Солженицын мне понравился больше, чем буддизм.

Солженицын - он, конечно, да, того, этого, что говорить, - большой писатель. И это плохо. Потому что рядом с большим писателем чувствуешь себя говном и хочется выть. Писатель не должен быть большой. Он должен быть говном и не хотелось выть. Чтобы рядом с ним было легко!

С Солженицыным мне было тяжело. Легче, конечно, чем с буддизмом, но все равно тяжело. Сейчас бы я, возможно, попытался связать между собой Солженицына и буддизм. И эта связь могла бы стать началом преодоления кризиса конца девяностых! Но тогда, в начале восьмидесятых, я этого сделать не мог. Молодой горячий духовный хуй ничего между собой связать не может. Он живет по закону "или - или". Или - день, или - ночь. Или водка, или коньяк. Или - мужчина, или - женщина. Или "Вишневый ад", или "Вишневый зад". Или Солженицын, или буддизм. Или - ум, или - секс.

С Солженицыным меня помирил секс. Солженицын, а тем более "Архипелаг ГУЛАГ" - концентрация борьбы с советской властью. А концентрация всегда возбуждает. Когда я читал Солженицына, то Лены рядом не было. Но она была. Ее рука словно гладила мой хуй; поэтому на Солженицыне я кончал раз за разом. Непрерывно. Солженицын - очень эротичный писатель. Один из самых эротичных писателей двадцатого века. В нем больше эротики, чем в Маркесе, и больше, чем в Набокове.

Солженицын меня расстроил. Мне уже поздно бороться с советской властью. Молодой отчаянный хуй в этой борьбе не нужен. Солженицын все сделает сам. А если он не сделает, тогда никто не сделает. Тогда борьба невозможна. Тогда бесполезны и я, и Лена, и слон в цирке, и "Сталкер", и "Вишневый ад".
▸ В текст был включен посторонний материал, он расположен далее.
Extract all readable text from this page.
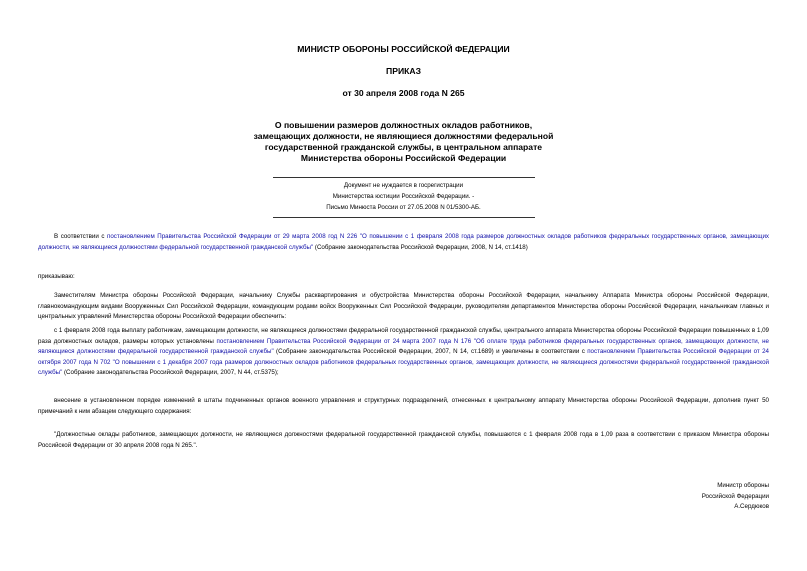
МИНИСТР ОБОРОНЫ РОССИЙСКОЙ ФЕДЕРАЦИИ
ПРИКАЗ
от 30 апреля 2008 года N 265
О повышении размеров должностных окладов работников,
замещающих должности, не являющиеся должностями федеральной
государственной гражданской службы, в центральном аппарате
Министерства обороны Российской Федерации
Документ не нуждается в госрегистрации
Министерства юстиции Российской Федерации. -
Письмо Минюста России от 27.05.2008 N 01/5300-АБ.
В соответствии с постановлением Правительства Российской Федерации от 29 марта 2008 год N 226 "О повышении с 1 февраля 2008 года размеров должностных окладов работников федеральных государственных органов, замещающих должности, не являющиеся должностями федеральной государственной гражданской службы" (Собрание законодательства Российской Федерации, 2008, N 14, ст.1418)
приказываю:
Заместителям Министра обороны Российской Федерации, начальнику Службы расквартирования и обустройства Министерства обороны Российской Федерации, начальнику Аппарата Министра обороны Российской Федерации, главнокомандующим видами Вооруженных Сил Российской Федерации, командующим родами войск Вооруженных Сил Российской Федерации, руководителям департаментов Министерства обороны Российской Федерации, начальникам главных и центральных управлений Министерства обороны Российской Федерации обеспечить:
с 1 февраля 2008 года выплату работникам, замещающим должности, не являющиеся должностями федеральной государственной гражданской службы, центрального аппарата Министерства обороны Российской Федерации повышенных в 1,09 раза должностных окладов, размеры которых установлены постановлением Правительства Российской Федерации от 24 марта 2007 года N 176 "Об оплате труда работников федеральных государственных органов, замещающих должности, не являющиеся должностями федеральной государственной гражданской службы" (Собрание законодательства Российской Федерации, 2007, N 14, ст.1689) и увеличены в соответствии с постановлением Правительства Российской Федерации от 24 октября 2007 года N 702 "О повышении с 1 декабря 2007 года размеров должностных окладов работников федеральных государственных органов, замещающих должности, не являющиеся должностями федеральной государственной гражданской службы" (Собрание законодательства Российской Федерации, 2007, N 44, ст.5375);
внесение в установленном порядке изменений в штаты подчиненных органов военного управления и структурных подразделений, отнесенных к центральному аппарату Министерства обороны Российской Федерации, дополнив пункт 50 примечаний к ним абзацем следующего содержания:
"Должностные оклады работников, замещающих должности, не являющиеся должностями федеральной государственной гражданской службы, повышаются с 1 февраля 2008 года в 1,09 раза в соответствии с приказом Министра обороны Российской Федерации от 30 апреля 2008 года N 265.".
Министр обороны
Российской Федерации
А.Сердюков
Потом был Пастернак. "Доктор Живаго". Его тоже дала мне Лена. Лена хотела ввести куски из "Доктора Живаго" в "Вишневый ад", чтобы их там читал Федя. То есть я. "Доктор Живаго" должен был помирить меня с умом и сексом. Хороший роман. Пастернак получил за этот роман Нобелевскую премию. После этого романа у Пастернака были крупные неприятности с советской властью. Роман в России не издали. Когда его дала мне Лена, его по-прежнему все еще так и не издали. Его издадут только при Горбачеве. Американцы сняли по роману фильм. Хуевый фильм. Но американцы в принципе не могли снять хороший фильм по русскому роману. Американцы не понимают русских романов. Русские тоже не понимают русских романов и тоже не могут снять по русскому роману хороший фильм. Американцы не понимают потому, что они - американцы. Они ищут в русском романе, как в буддизме, ум и секс. Они ищут там самой высокой пробы ум и такой же пробы секс. А там этого нет! Нет, и все. Но в фильме "Доктор Живаго" музыка хорошая. Очень хорошая; искренняя такая, нежная. Американцы понимают - выебываться не надо. А русский роман выебывается. Американцы относятся с уважением к выебываниям в русском романе. Им кажется - за этими выебываниями что-то стоит. За этим стоит только обычное русское неумение жить искренней, спокойной, нежной, размеренной американской жизнью.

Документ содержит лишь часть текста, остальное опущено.